Il valore del ricordo di questo tragico avvenimento è legato anche al luogo un tempo crocevia di confini ormai superati, ma purtroppo si inserisce in un contesto generale che vede il ritorno di nazionalismi che credevamo retaggio del passato, accanto ad una nuova corsa agli armamenti senza precedenti.
Gli scenari di guerra si sono moltiplicati in molte regioni del mondo, arrivando in modo prepotente nel cuore dell’Europa. Rispetto al popolo ucraino sconvolto dalla brutale aggressione russa non possiamo non essere al suo fianco fino in fondo, non possiamo limitarci ad una generale e alla fine generica solidarietà. Accogliere i profughi, aiutare chi resta nel paese, comprendere che la resistenza degli aggrediti ucraini è legittima e che dire questo nulla toglie alla necessità di arrivare al più presto al cessate il fuoco e ad una vera trattativa.

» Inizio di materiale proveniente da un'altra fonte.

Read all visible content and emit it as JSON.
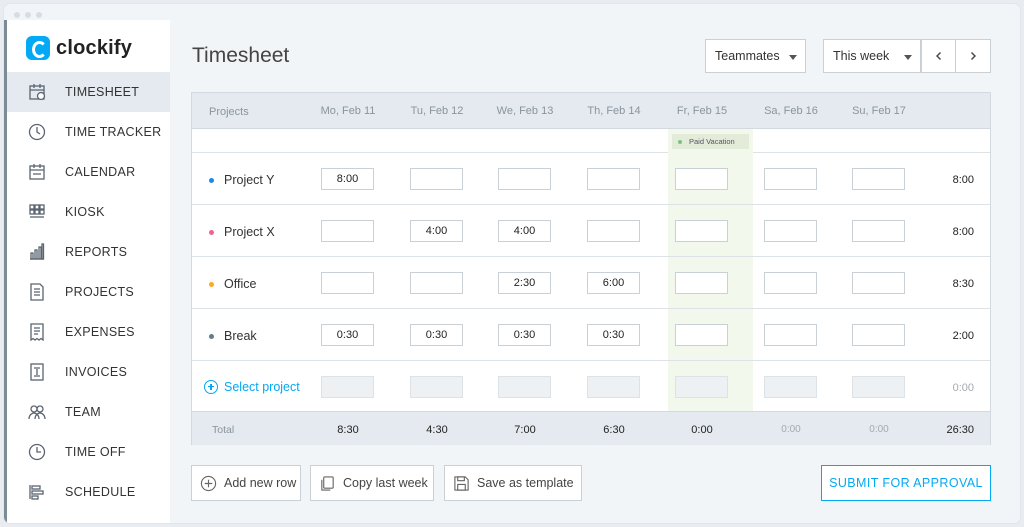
{
  "app": {
    "name": "clockify"
  },
  "sidebar": {
    "items": [
      {
        "label": "TIMESHEET",
        "icon": "timesheet-icon",
        "active": true
      },
      {
        "label": "TIME TRACKER",
        "icon": "clock-icon"
      },
      {
        "label": "CALENDAR",
        "icon": "calendar-icon"
      },
      {
        "label": "KIOSK",
        "icon": "kiosk-icon"
      },
      {
        "label": "REPORTS",
        "icon": "bar-chart-icon"
      },
      {
        "label": "PROJECTS",
        "icon": "document-icon"
      },
      {
        "label": "EXPENSES",
        "icon": "receipt-icon"
      },
      {
        "label": "INVOICES",
        "icon": "invoice-icon"
      },
      {
        "label": "TEAM",
        "icon": "team-icon"
      },
      {
        "label": "TIME OFF",
        "icon": "time-off-icon"
      },
      {
        "label": "SCHEDULE",
        "icon": "schedule-icon"
      }
    ]
  },
  "header": {
    "title": "Timesheet",
    "teammates_label": "Teammates",
    "range_label": "This week",
    "prev_icon": "chevron-left-icon",
    "next_icon": "chevron-right-icon"
  },
  "table": {
    "projects_header": "Projects",
    "days": [
      "Mo, Feb 11",
      "Tu, Feb 12",
      "We, Feb 13",
      "Th, Feb 14",
      "Fr, Feb 15",
      "Sa, Feb 16",
      "Su, Feb 17"
    ],
    "vacation_badge": "Paid Vacation",
    "rows": [
      {
        "name": "Project Y",
        "color": "#1e88e5",
        "values": [
          "8:00",
          "",
          "",
          "",
          "",
          "",
          ""
        ],
        "total": "8:00"
      },
      {
        "name": "Project X",
        "color": "#f06292",
        "values": [
          "",
          "4:00",
          "4:00",
          "",
          "",
          "",
          ""
        ],
        "total": "8:00"
      },
      {
        "name": "Office",
        "color": "#ffa726",
        "values": [
          "",
          "",
          "2:30",
          "6:00",
          "",
          "",
          ""
        ],
        "total": "8:30"
      },
      {
        "name": "Break",
        "color": "#607d8b",
        "values": [
          "0:30",
          "0:30",
          "0:30",
          "0:30",
          "",
          "",
          ""
        ],
        "total": "2:00"
      }
    ],
    "select_project_label": "Select project",
    "select_project_total": "0:00",
    "total_label": "Total",
    "day_totals": [
      "8:30",
      "4:30",
      "7:00",
      "6:30",
      "0:00",
      "0:00",
      "0:00"
    ],
    "grand_total": "26:30"
  },
  "actions": {
    "add_row": "Add new row",
    "copy_week": "Copy last week",
    "save_template": "Save as template",
    "submit": "SUBMIT FOR APPROVAL"
  },
  "colors": {
    "accent": "#03a9f4",
    "vacation_column": "#f3f8ec"
  }
}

Rovesciamo i ragionamenti: vicini al popolo ucraino, senza accettare la logica spietata di un riarmo generalizzato.
Sono in ogni caso molti i segnali di resistenza popolare per costruire pace, giustizia, solidarietà ed è proprio a questi segnali che si collega in questi tempi difficili la nostra celebrazione, perché nessuno può negare che chi ha messo in gioco la propria vita allora per resistere al nazifascismo non debba essere ricordato da tutti quelli che oggi vogliono una società più giusta e più aperta, difendendo tutti gli spazi che la nostra Repubblica, in linea con la Costituzione, garantisce e deve continuare a garantire a tutti i cittadini. Non è vero che la storia è maestra di vita: la cronaca internazionale ogni giorno ci riempie gli occhi e la mente di immagini di morte, di intolleranza, di razzismo, di nuove forme di schiavitù, di nuovi conflitti nell’ambito sociale, familiare, di genere. Vere stragi feroci avvengono in alcune regioni martoriate. Eppure al confino antifascista di Ventotene, già nel 1941, nel pieno della seconda guerra mondiale, si era concepita un’Europa attualissima, anche se appare oggi utopia, “un largo stato federale, il quale disponga di una forza armata europea al posto degli eserciti nazionali, che spazzi decisamente le autarchie economiche, spina dorsale dei regimi totalitari, che abbia gli organi e i mezzi sufficienti per fare eseguire nei singoli stati federali le sue deliberazioni, dirette a mantenere un ordine comune”. Da queste montagne il ricordo diventi ‘accoglienza’, ponte per affermare ancora, come nella Dichiarazione universale dei diritti umani, che “il riconoscimento della dignità inerente a tutti i membri della famiglia umana e dei loro diritti, uguali ed inalienabili, costituisce il fondamento della libertà, della giustizia e della pace nel mondo, che il disconoscimento e il disprezzo dei diritti umani hanno portato ad atti di barbarie che offendono la coscienza dell’umanità e che l’avvento di un mondo in cui gli esseri umani godano della libertà di parola e di credo e della libertà dal timore e dal bisogno è stata proclamata come la più alta aspirazione dell’uomo”.